Lori L. Tharps
October 22, 1999 AT 04:00 AM EDT

Barbie turned 40 this year, and Mattel decided to update the busty blond for the 21st century. How? The toy company introduced Barbie the urban teenager, complete with multiculti friends, access to the Internet, and a cell phone. To enhance her reality, Mattel partnered with Golden Books to chronicle a meaningful existence for young Barbie in print. The Generation Girls book series — aimed at 8- to 12-year-olds — debuted in June, and a new book is released every month.

”Mattel came to me with the dolls,” says Golden exec director Sharon Gayle — who coincidentally engineered Nancy Drew’s ’90s makeover a few years ago — ”and I created their world.” Generation author Melanie Stewart is actually a pseudonym for a group of writers handpicked by Gayle.

”We wanted to bring Barbie into the new millennium and connect her to kids right now,” says Gayle. So our 15-year-old Big Apple-based protagonist has a last name (Roberts), dumps her Corvette for the subway, helps the homeless, and champions minority causes with her African-American pal Nichelle. Best of all, Barbie eats. A lot. Two eggs for breakfast, ”snacks” like bacon cheeseburgers with onion rings, and duckling with orange sauce for dinner. ”These books are not only meant to change Barbie’s image,” says Gayle, ”but to set a precedent for preteen girls to look at life.”
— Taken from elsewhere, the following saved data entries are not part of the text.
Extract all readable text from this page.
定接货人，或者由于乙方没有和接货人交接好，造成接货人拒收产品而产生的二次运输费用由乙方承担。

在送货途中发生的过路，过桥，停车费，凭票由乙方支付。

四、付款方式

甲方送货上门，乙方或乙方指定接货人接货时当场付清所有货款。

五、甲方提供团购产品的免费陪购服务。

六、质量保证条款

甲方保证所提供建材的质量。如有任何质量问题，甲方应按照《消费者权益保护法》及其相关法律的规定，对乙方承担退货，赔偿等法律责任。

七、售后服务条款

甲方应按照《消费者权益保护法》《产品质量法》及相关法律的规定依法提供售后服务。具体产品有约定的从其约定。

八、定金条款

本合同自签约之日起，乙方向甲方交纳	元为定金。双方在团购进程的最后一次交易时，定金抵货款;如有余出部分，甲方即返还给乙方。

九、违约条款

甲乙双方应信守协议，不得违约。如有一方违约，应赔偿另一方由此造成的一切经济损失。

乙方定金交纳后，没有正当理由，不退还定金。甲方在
Barbie as female-empowerment role model? So far, young readers haven’t taken to the concept as much as they have, say, to the Olsen twins or Harry Potter. But Mattel and Golden have launched a multimedia PR campaign to change all that. A website, ads on Nickelodeon, and weekly cliff-hanger episodes on Radio Disney have resulted in additional pressruns (the first four books have 100,000 copies in print). Dare we say we’ve found the new (plastic) face of grrrl power?